Year of Publication

2015

Degree Name

Master of Science (MS)

Document Type

Master's Thesis

College

Agriculture, Food and Environment

Department

Plant and Soil Sciences

First Advisor

Dr. Michael Barrett

Abstract

A red clover (Trifolium pratense) population (UK), from a cross between the cultivar Kenland and a 2,4-D tolerant population (Florida), was recurrently selected for 2,4-D tolerance with evaluations after the 6th, 7th, and 8th selection cycles. All UK populations were more 2,4-D tolerant than Kenland. The 2,4-D tolerance following the 6th selection cycle was similar to the Florida population and tolerance was increased following 7 and 8 cycles of selection by removing plants showing 2,4-D injury and doubling the rate of 2,4-D used for selection.

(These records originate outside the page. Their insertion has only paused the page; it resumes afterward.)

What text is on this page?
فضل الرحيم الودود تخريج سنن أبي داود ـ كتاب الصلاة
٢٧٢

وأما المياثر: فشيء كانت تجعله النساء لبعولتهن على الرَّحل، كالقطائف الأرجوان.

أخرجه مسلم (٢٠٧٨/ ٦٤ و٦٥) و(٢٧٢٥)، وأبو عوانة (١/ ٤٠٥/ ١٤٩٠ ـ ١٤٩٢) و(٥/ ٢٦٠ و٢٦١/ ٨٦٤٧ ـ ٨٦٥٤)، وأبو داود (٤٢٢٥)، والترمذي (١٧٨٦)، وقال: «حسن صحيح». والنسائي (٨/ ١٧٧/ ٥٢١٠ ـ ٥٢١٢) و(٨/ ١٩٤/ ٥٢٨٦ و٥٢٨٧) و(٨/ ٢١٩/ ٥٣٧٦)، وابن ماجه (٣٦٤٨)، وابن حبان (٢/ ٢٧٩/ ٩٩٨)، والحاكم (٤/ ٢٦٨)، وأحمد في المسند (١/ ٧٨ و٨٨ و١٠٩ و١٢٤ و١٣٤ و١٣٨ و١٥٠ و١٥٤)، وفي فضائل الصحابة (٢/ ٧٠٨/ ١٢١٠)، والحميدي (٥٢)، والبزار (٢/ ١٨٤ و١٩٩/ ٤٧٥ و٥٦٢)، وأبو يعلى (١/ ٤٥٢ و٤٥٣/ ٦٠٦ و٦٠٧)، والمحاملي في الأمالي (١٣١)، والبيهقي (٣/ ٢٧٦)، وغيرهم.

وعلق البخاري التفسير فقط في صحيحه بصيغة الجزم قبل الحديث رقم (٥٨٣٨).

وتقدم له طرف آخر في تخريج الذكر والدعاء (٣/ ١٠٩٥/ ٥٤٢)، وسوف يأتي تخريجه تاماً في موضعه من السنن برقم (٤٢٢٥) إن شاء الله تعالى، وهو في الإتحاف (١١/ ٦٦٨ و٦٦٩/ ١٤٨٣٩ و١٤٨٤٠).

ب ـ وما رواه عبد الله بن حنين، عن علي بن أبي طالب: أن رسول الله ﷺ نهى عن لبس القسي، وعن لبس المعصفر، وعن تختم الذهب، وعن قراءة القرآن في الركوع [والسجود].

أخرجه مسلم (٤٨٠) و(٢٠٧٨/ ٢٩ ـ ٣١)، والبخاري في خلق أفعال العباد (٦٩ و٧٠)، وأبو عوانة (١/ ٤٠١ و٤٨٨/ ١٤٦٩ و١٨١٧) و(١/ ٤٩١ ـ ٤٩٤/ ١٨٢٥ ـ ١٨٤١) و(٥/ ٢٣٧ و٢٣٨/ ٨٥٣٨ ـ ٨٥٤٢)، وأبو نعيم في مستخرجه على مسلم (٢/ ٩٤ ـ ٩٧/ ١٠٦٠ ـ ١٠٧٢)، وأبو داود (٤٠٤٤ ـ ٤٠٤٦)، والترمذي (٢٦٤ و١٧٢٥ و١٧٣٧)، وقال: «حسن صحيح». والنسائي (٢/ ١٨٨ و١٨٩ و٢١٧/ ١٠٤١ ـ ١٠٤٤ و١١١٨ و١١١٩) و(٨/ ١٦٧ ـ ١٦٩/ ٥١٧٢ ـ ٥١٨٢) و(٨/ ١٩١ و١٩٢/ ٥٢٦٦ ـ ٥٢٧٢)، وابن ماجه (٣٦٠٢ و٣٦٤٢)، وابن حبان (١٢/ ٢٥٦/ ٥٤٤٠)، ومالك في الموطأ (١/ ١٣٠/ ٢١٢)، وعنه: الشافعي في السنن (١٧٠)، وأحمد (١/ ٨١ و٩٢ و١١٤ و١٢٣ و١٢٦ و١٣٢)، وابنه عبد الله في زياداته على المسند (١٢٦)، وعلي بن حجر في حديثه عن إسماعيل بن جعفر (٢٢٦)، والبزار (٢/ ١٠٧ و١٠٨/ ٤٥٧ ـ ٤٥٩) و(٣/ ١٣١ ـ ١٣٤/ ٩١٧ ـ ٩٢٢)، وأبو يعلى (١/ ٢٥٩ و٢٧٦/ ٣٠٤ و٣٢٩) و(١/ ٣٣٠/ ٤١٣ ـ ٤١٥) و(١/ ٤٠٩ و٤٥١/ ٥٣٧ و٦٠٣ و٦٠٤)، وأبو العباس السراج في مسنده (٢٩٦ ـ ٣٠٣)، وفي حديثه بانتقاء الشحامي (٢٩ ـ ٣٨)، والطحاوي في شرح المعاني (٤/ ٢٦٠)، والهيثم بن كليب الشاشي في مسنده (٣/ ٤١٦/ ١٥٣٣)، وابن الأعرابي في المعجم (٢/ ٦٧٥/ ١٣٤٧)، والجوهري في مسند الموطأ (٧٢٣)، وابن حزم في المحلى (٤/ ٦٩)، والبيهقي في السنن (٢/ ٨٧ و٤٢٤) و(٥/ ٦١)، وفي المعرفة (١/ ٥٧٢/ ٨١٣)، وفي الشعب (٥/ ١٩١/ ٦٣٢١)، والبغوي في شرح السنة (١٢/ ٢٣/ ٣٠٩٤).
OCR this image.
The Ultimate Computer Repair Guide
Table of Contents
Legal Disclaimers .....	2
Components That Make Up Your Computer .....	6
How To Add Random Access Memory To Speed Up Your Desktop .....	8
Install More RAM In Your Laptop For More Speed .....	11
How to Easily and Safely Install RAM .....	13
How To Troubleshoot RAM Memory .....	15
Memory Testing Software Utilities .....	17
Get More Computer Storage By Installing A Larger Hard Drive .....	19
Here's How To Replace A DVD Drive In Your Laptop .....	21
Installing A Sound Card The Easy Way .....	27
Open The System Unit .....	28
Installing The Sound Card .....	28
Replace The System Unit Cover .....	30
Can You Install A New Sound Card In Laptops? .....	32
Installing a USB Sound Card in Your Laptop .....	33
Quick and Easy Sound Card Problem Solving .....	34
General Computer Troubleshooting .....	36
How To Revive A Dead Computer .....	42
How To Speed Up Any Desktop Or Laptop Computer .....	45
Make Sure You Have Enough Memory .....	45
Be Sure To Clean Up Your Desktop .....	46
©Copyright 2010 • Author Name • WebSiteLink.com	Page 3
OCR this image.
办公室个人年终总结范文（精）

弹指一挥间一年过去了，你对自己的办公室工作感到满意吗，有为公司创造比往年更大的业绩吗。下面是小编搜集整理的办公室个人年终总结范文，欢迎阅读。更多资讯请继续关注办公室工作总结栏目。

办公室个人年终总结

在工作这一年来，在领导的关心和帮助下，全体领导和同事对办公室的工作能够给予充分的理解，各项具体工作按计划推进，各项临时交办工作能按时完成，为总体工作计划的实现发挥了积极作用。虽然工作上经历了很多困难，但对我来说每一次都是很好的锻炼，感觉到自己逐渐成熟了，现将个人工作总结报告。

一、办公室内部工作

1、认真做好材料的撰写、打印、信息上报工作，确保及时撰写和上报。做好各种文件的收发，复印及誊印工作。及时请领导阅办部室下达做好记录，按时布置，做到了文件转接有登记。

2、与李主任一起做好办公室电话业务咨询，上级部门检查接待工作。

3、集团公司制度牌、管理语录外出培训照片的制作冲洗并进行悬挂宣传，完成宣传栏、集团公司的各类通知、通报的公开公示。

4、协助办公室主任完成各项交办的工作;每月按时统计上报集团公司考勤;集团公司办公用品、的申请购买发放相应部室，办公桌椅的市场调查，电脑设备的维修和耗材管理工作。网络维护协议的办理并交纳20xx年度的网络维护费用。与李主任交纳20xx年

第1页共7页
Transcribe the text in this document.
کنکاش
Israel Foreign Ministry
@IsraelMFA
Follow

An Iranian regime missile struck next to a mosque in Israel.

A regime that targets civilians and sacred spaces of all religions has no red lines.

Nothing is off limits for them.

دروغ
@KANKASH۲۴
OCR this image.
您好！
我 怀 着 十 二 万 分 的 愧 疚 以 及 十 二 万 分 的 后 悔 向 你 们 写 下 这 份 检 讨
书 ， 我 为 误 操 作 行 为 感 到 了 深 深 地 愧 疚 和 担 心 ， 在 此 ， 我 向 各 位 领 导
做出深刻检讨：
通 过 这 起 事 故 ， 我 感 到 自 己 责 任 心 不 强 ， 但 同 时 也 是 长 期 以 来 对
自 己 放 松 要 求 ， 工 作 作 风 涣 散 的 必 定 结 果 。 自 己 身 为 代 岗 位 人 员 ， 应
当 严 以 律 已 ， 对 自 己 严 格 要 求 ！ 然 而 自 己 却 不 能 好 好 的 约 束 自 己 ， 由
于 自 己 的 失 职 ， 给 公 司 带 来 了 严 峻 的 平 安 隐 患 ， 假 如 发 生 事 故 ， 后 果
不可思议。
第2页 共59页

Yield and forage quality were evaluated in UK and Kenland. Forage quality measurements included acid detergent fiber (ADF), neutral detergent fiber (NDF), and crude protein (CP). The UK population had improved yield and NDF.

The potential role of 2,4-D uptake, translocation, and metabolism in the red clover tolerance to the herbicide was evaluated by following behavior of 14C 2,4-D in UK and Kenland 8, 24, 48 and 72 hours after treatment. Plants were partitioned into the treated leaf, untreated shoot, and roots. There was less parent 2,4-D and more 2,4-D metabolites in all sections of UK at all sample times, indicating that enhanced 2,4-D metabolism in UK is likely the basis for tolerance in this population.